The probability that both events $E$ and $F$ occur is $0.42$.

Quantity A |
$\;\;\;\;\;\;\;\;\;\;\;\;\;\;\;\;\;\;\;\;\;\;\;\;\;\;\;\;\;\;\;\;\;\;\;\;\;\;\;\;\;\;\;\;\;\;\;\;\;\;\;\;\;\;\;\;\;\;\;\;\;$ | Quantity B |

$\;\;\;\;\;\;\;\;\;\;\;\;\;\;\;\;\;\;\;\;\;\;\;\;\;\;\;\;\;\;\;\;\;\;\;\;\;\;\;\;\;\;\;\;\;\;\;\;\;\;\;\;\;\;\;\;\;\;\;\;\;$ | ||

The probability that event $E$ will occur | $\;\;\;\;\;\;\;\;\;\;\;\;\;\;\;\;\;\;\;\;\;\;\;\;\;\;\;\;\;\;\;\;\;\;\;\;\;\;\;\;\;\;\;\;\;\;\;\;\;\;\;\;\;\;\;\;\;\;\;\;\;$ | $0.58$ |

- Quantity A is greater.
- Quantity B is greater.
- The two quantities are equal.
- The relationship cannot be determined from the information given.

So, you were trying to be a good test taker and practice for the GRE with PowerPrep online. Buuuut then you had some questions about the quant section—specifically question 6 of Section 6 of Practice Test 1. Those questions testing our knowledge of **Probability** can be kind of tricky, but never fear, PrepScholar has got your back!

## Survey the Question

Let’s search the problem for clues as to what it will be testing, as this will help shift our minds to think about what type of math knowledge we’ll use to solve this question. Pay attention to any words that sound math-specific and anything special about what the numbers look like, and mark them on our paper.

Since the question asks for a **probability**, it *probably* tests our knowledge of the **Probability** math skill for the GRE. Let’s keep what we’ve learned about this skill at the tip of our minds as we approach this question.

## What Do We Know?

Let’s carefully read through the question and make a list of the things that we know.

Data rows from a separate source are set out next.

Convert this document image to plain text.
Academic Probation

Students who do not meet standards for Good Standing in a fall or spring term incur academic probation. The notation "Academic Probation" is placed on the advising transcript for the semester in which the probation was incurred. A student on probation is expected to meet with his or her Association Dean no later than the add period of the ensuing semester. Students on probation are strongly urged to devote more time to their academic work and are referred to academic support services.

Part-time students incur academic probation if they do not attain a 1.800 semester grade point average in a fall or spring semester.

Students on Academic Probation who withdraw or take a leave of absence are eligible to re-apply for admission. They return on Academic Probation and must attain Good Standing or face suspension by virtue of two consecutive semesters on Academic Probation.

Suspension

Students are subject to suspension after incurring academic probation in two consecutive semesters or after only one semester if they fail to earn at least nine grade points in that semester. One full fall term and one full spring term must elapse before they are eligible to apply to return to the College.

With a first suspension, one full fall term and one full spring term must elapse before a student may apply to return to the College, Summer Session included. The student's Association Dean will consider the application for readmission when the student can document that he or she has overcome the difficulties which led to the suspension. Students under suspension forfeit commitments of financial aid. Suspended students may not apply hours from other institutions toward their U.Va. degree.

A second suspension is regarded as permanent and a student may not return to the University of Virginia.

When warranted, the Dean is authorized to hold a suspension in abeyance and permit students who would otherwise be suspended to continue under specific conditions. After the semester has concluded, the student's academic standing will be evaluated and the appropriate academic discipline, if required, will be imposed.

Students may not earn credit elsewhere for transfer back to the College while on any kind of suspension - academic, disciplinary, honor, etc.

- We know the probability that both events $E$ and $F$ occur is $0.42$
- We want to compare the probability of $E$ occurring to the value $0.58$

## Develop a Plan

We’re given a **joint** probability between two events, which is the probability that $E$ and $F$ *both* occur.

As an example, this is like telling us that the probability of us Eating enchiladas AND Feeding on fish this evening is $0.42$. This tells us that *at a minimum* the probability for each individual event here is $0.42$. After all, for the two events to happen together, each one of them MUST happen. However, this does not place an upper limit on the probability of a single event occurring here. For example, we could have a probability of Eating enchiladas of $0.42$ and a probability of Feeding on fish of $1$, and the probability of both events occurring would still be $0.42$. On the other hand, we could have a probability of Eating enchiladas of $1$ and a probability of Feeding on fish of $0.42$, and the probability of both events occurring would still be $0.42$. So in essence, we know that the probability for event $E$ is somewhere between $0.42$ and $1$, inclusive.

## Solve the Question

Well, we’ve determined that Quantity A must be between $0.42$ and $1$. This means that Quantity A could be less than $0.58$, equal to $0.58$, or even greater than $0.58$. We need more information to know for sure. So **the correct answer is D, the relationship cannot be determined from the information given**.

## What Did We Learn

We definitely needed to be careful here. The $0.58$ was a somewhat curious number, as we know that the probabilities for all possible events must sum up to $1$, and $0.42+0.58=1$. This just goes to show that it is important to *read these questions carefully* and not just rely on coincidental numerical relationships. Otherwise we’ll *probably* fall into a clever wrong answer trap on test day.